US markets still seem to us to be highly valued. They are buoyed by still-solid US growth (still +3% inQ2 ), underpinned by consumer spending and business investment. The main area of weakness remains residential investment, penalized by the level of interest rates. Nevertheless, the wealth effects remain significant: growth in the number of employees and wages, rising financial markets and property prices. In the short term, the focus will be on the elections. Following the nomination of Kamala Harris and the choice of Tim Walz as her running mate, the Democrats have caught up and even seem to be leading in some swing states previously held by the Republicans. A Democratic victory would perpetuate the economic support measures implemented by Joe Biden’s administration, but would also mean an increase in the corporate tax rate to 28%.

Conversely, Eurozone equity markets remain cheaply valued, but do not benefit from the same support. Growth is modest. While households are regaining some of the purchasing power lost during the Covid period, they continue to save. Industrial production remains penalized by rising energy costs and weaker export momentum, partly due to a weaker-than-expected Chinese recovery. Their future performance will depend to a large extent on the actions of the European Central Bank (ECB) and its ability to encourage a resumption of growth in the zone, even though some countries will have to reduce their budget spending.

In any case, at the end of August, Fed Chairman Jerome Powell set a clear course at the annual Jackson Hole seminar of the world’s leading monetary authorities.

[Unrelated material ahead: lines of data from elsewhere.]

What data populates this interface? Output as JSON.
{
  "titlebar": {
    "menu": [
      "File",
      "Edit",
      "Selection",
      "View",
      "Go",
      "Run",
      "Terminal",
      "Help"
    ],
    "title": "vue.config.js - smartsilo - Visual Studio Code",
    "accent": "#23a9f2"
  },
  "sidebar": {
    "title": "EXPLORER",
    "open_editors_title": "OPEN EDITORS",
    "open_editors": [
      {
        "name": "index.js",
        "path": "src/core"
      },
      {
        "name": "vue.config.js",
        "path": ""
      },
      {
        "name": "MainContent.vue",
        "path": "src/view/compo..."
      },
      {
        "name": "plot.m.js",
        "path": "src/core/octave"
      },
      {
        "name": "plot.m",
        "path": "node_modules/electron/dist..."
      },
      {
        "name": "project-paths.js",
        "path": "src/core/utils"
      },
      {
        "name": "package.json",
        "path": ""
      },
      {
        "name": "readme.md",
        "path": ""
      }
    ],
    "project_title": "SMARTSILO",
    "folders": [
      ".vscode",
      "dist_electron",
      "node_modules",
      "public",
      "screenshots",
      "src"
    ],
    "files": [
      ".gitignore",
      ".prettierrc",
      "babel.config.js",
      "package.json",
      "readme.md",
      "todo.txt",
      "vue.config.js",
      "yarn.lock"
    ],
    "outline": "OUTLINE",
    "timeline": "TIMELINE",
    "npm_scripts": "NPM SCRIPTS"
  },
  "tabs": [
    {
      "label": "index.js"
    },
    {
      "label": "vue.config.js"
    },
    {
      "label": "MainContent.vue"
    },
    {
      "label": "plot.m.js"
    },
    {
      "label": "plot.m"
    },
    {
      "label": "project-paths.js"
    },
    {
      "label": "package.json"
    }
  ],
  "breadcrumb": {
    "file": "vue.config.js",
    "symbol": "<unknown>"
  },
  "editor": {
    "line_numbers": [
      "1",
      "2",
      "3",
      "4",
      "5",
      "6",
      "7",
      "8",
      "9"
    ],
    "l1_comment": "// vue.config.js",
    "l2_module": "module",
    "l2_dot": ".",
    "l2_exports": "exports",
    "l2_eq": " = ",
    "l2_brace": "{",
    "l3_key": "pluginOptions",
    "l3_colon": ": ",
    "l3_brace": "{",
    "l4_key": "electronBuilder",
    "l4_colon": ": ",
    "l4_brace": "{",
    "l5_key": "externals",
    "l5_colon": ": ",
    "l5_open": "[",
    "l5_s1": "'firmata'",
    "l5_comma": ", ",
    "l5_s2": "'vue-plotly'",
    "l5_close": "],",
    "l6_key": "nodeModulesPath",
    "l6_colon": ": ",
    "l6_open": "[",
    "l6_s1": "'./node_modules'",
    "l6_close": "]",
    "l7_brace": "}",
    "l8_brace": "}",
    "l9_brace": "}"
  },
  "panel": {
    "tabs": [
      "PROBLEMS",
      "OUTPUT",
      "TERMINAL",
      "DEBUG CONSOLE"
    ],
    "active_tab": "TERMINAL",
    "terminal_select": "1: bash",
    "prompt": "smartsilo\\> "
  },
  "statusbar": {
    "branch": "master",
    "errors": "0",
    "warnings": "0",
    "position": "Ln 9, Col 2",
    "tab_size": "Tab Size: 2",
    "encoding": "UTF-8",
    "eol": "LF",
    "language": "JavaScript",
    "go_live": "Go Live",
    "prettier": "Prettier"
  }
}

Since the beginning of the year, we had advocated neutrality on the asset class, preferring to advise underweight investors to position themselves during market lows. The beginning of August proved to be such a trough, albeit a very brief one, as European markets have been negative for only a moment since the start of the year. With the European markets having reached the targets we had anticipated for the full year 2024 (the US markets having exceeded them), we are maintaining our neutral stance.